Wer auch immer die Idee hatte, Phil Lanzon auf "Living The Dream" von der Kette zu lassen, lag damit goldrichtig. Sein Hammond-Spiel verleiht dem Großteil der Nummern den entscheidenden Drive und lässt die Band so frisch und unverbraucht klingen, daß sich ein "Aha"-Effekt ähnlich wie seinerzeit beim Erscheinen von "Sea Of Light" einstellt.

Dazu trägt auch die über weite Strecken gesteigerte Songlänge bei, welche zwar an einigen wenigen Stellen einen Umweg zu viel benötigt, um auf den Punkt zu kommen, auf der anderen Seite aber Songs wie dem grandiosen "Rocks In The Road" genau die Zeit gibt, sich langsam zu entfalten und einen Spannungsbogen aufzubauen.

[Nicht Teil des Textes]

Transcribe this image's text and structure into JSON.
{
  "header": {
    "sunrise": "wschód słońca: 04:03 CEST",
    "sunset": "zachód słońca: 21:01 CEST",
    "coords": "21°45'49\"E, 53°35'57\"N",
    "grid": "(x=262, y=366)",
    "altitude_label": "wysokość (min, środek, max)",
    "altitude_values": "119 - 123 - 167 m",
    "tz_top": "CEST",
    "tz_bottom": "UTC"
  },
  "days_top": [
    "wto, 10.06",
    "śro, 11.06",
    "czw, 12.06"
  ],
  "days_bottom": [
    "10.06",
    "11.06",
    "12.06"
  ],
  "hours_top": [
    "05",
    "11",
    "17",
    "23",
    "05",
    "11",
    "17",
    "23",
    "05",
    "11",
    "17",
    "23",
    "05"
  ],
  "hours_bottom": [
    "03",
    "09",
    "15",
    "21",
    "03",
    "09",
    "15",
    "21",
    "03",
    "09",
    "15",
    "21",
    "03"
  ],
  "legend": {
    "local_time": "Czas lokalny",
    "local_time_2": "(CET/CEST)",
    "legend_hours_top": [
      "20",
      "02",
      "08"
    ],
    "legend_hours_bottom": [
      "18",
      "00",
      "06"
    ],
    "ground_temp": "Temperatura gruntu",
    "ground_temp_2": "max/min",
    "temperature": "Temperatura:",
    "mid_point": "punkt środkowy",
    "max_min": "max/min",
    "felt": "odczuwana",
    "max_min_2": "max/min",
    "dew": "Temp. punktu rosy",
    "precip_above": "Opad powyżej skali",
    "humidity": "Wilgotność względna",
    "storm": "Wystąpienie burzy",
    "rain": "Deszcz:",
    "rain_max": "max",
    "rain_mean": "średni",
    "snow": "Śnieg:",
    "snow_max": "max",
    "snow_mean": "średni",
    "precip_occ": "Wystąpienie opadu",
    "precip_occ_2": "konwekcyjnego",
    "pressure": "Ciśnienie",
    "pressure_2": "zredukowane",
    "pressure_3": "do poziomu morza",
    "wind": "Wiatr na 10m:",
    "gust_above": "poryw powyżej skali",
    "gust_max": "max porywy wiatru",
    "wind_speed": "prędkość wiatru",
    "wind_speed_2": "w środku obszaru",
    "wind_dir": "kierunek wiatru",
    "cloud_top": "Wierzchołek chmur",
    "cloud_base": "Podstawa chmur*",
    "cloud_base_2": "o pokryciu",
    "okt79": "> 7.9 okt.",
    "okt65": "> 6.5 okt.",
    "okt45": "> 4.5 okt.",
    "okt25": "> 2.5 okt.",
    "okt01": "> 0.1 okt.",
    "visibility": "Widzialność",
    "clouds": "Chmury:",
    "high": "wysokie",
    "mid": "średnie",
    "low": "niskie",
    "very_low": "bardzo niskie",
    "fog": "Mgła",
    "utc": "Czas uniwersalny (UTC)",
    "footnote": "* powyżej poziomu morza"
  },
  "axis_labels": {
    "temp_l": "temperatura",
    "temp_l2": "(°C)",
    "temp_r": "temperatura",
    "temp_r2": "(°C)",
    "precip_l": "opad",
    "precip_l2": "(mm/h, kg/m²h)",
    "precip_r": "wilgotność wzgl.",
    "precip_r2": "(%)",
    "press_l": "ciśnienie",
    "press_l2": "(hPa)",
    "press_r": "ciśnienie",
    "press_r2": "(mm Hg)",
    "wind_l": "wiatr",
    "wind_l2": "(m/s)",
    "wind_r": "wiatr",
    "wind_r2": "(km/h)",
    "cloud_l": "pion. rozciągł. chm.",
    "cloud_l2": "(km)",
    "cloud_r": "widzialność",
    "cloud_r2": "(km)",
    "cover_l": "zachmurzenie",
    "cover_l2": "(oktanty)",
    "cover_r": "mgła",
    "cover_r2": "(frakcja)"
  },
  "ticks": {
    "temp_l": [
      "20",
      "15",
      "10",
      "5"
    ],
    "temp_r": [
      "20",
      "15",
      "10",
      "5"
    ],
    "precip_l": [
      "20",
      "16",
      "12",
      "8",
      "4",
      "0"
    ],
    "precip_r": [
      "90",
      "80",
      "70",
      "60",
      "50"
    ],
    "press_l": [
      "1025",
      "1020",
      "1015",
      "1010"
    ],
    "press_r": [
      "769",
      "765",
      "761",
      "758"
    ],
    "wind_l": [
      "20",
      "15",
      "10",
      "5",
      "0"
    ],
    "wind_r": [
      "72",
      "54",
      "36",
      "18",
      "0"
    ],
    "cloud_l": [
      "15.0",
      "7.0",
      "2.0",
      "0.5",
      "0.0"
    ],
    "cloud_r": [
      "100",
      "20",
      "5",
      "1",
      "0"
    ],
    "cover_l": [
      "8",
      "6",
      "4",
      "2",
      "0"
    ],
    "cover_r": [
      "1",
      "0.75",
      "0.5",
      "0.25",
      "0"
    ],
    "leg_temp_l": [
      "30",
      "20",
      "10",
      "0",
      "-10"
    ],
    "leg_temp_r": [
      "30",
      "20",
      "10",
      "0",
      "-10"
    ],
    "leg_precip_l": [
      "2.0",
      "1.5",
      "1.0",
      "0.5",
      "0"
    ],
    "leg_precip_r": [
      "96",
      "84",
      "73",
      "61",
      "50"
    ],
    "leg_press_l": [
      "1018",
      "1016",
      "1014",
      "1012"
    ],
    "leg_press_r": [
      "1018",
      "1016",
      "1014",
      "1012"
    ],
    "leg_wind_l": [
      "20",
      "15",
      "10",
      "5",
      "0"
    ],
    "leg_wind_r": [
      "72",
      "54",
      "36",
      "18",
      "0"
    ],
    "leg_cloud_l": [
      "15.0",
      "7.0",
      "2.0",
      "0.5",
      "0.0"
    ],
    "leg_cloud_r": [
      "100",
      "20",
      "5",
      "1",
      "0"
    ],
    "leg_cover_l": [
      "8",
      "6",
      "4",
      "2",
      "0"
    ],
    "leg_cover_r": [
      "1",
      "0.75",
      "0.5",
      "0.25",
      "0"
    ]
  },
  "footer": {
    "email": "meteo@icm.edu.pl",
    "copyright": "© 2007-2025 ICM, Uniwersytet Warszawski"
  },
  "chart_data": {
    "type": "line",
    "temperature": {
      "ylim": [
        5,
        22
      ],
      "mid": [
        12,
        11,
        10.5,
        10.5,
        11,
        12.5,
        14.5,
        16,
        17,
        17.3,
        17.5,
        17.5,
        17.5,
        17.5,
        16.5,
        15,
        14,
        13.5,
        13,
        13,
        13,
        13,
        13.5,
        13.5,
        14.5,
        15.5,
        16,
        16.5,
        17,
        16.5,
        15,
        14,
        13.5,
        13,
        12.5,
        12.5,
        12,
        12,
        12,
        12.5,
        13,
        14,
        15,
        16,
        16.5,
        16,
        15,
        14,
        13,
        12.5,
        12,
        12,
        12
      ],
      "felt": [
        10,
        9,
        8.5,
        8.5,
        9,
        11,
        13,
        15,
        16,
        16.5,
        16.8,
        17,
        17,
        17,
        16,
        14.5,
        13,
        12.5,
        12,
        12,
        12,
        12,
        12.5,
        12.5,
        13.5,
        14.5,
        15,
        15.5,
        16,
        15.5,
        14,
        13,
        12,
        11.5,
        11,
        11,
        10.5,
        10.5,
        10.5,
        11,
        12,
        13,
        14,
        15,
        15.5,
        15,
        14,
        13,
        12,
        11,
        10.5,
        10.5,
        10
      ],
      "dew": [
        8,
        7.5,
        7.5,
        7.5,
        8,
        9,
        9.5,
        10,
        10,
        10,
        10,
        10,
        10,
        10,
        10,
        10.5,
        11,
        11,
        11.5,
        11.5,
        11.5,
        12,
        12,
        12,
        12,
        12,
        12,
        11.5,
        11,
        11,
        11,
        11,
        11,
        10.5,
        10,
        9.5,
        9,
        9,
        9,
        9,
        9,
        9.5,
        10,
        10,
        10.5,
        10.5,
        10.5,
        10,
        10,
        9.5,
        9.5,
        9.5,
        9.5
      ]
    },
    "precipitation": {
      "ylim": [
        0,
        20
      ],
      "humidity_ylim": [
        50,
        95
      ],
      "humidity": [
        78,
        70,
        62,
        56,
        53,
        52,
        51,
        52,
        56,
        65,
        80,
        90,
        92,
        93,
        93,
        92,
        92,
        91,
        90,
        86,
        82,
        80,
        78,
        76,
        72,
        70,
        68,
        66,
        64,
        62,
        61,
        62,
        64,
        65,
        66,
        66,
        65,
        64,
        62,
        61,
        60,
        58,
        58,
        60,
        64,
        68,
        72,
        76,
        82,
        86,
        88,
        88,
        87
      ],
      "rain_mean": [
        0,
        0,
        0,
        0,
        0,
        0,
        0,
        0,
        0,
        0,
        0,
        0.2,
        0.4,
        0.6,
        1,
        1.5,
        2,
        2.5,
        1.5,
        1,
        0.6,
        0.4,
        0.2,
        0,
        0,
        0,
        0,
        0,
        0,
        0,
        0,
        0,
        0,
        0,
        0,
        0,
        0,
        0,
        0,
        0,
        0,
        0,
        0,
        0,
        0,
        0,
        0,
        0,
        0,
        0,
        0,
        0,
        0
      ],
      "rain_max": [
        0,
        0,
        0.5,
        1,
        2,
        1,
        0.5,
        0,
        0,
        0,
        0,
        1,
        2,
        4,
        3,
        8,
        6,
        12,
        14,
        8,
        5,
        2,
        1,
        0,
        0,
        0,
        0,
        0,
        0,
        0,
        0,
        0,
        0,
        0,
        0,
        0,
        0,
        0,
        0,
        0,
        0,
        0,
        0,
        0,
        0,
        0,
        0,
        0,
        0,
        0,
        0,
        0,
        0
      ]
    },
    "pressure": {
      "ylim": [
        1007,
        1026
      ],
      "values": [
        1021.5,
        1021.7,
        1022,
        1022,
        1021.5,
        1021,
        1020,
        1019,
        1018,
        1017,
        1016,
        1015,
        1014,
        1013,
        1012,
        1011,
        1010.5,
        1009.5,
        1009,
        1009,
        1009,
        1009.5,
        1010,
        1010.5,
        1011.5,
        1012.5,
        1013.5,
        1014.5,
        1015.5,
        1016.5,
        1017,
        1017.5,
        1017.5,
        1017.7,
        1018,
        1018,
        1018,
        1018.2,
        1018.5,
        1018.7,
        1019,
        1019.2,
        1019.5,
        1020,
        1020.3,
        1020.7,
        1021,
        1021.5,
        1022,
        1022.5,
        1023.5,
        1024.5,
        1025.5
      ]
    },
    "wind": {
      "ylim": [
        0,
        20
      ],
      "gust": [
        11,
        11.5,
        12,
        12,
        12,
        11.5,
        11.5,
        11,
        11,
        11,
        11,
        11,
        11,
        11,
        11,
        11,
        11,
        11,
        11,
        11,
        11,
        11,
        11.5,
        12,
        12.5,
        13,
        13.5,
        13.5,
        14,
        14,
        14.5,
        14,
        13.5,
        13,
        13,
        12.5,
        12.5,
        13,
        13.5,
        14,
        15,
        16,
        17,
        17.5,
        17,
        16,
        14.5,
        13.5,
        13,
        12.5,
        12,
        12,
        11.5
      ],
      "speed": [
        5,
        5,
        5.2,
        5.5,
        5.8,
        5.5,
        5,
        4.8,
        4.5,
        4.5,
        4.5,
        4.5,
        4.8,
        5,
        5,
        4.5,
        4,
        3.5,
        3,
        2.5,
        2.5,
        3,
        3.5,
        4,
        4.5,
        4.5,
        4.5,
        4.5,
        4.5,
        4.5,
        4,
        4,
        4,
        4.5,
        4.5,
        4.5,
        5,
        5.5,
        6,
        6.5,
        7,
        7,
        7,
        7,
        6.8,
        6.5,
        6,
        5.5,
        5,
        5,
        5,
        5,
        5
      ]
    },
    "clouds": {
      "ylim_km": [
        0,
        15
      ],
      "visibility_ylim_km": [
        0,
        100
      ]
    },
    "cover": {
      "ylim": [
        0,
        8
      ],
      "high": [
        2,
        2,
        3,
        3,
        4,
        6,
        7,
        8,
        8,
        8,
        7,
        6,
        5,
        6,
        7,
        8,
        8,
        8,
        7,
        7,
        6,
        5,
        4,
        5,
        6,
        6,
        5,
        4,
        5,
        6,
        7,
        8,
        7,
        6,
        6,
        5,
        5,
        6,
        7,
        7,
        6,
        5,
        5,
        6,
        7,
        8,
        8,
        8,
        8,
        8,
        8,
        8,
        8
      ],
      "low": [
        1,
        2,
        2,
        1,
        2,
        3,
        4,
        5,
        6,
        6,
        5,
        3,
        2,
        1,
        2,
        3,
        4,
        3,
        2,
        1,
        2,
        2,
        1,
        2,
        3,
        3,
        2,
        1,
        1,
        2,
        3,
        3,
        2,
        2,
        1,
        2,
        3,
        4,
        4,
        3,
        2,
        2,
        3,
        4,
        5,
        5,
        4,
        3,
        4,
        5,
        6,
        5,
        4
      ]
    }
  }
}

Natürlich wurden mit "AaAaAaAaAAAaaa"-Gesängen und WahWah-Gitarren auch wieder die URIAH HEEP-typischen Trademarks eingebaut, so daß der Fan auch bekommt, was er erwartet. Dazu brilliert neben Phil Lanzon auch der nicht mehr ganz so neue Sänger Bernie Shaw, der beweist, daß er zumindest im Studio noch gut bei Stimme ist.

Es bleibt zu hoffen, daß einige (viele!) der neuen Nummern auch den Weg in die Setlist der kommenden Tour finden und nicht wie bei manch anderer Band nur ein oder zwei Songs als Alibi-Elemente zwischen den Klassikern, die man leider schon seit Jahren auswenig kennt, versteckt werden.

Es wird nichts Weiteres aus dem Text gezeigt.